(New York) Le maire de New York a été hué jeudi par une foule réunie en hommage à George Floyd, lui reprochant de tolérer des interventions policières de plus en plus musclées contre les manifestants qui dénoncent les inégalités raciales.

Agence France-Presse

Lors de la cérémonie dans le quartier de Brooklyn-organisée parallèlement à un hommage à Minneapolis, où George Floyd est mort asphyxié par un policier blanc le 25 mai-le maire a eu beaucoup de mal à faire entendre son discours : la foule de plusieurs milliers de personnes criait « De Blasio Go Home ! » (« De Blasio rentre chez toi ») ou « Vote them out ! » (« Chassez-les du pouvoir »).

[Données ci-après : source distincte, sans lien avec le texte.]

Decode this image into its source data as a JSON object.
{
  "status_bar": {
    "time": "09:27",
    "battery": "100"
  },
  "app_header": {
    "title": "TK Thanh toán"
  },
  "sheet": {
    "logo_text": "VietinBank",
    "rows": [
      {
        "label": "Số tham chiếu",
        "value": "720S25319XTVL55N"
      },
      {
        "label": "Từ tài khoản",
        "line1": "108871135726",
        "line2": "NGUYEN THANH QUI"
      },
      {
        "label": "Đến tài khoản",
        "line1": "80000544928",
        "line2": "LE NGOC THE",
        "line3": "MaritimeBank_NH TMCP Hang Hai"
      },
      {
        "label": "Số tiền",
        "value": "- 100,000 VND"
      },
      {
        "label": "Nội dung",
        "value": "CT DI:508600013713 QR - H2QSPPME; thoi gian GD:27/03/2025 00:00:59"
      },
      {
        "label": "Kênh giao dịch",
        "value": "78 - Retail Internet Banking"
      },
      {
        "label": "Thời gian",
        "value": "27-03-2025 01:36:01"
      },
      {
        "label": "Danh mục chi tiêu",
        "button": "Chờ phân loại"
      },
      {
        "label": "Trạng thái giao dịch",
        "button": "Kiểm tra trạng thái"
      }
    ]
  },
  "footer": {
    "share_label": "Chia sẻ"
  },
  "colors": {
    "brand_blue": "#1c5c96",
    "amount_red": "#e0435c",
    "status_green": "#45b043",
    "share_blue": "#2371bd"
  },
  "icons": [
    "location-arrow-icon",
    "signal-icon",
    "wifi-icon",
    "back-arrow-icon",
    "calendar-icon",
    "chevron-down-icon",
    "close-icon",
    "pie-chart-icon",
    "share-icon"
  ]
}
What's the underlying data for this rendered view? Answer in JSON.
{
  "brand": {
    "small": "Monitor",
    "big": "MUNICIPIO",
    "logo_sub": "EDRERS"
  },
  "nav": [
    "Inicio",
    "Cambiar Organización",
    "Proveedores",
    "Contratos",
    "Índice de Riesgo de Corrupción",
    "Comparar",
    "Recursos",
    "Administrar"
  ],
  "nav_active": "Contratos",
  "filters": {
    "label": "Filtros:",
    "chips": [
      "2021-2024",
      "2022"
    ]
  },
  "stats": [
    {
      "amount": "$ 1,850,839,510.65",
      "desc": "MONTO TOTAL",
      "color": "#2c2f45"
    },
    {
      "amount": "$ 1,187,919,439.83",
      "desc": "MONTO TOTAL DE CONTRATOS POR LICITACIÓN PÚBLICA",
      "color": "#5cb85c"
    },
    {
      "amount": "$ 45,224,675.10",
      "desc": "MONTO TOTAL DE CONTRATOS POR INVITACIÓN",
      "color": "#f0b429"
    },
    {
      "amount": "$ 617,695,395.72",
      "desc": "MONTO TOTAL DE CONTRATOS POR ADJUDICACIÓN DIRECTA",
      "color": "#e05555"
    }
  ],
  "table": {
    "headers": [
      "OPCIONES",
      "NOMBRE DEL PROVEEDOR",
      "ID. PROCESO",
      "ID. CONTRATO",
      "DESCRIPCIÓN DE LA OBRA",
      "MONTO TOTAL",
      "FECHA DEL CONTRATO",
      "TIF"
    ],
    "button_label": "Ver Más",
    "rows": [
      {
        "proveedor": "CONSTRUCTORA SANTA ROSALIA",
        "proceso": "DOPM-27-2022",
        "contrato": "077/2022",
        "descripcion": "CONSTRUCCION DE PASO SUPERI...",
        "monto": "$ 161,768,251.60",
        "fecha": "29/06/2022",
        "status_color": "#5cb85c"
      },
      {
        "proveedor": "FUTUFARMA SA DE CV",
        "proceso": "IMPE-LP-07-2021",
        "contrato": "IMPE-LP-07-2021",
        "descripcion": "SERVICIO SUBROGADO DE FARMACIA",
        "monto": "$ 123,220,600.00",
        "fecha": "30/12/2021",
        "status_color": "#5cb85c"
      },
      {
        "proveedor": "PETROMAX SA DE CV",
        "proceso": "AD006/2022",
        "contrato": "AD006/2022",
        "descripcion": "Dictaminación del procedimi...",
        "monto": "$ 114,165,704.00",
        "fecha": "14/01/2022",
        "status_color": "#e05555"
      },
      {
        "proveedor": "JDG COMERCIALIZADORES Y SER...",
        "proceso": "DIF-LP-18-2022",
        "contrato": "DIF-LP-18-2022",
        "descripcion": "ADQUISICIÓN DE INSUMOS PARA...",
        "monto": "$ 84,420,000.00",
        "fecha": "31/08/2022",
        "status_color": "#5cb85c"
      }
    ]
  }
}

Le maire est reparti peu après.

Depuis l’imposition d’un couvre-feu dans la capitale économique américaine lundi soir, prolongé pour durer jusqu’à dimanche, la police new-yorkaise a parfois chargé des manifestants qui défiaient l’ordre de rentrer chez soi.  

Mercredi soir, elle a notamment repoussé à la matraque des manifestants pourtant pacifiques à Brooklyn, selon des vidéos diffusées par les réseaux sociaux.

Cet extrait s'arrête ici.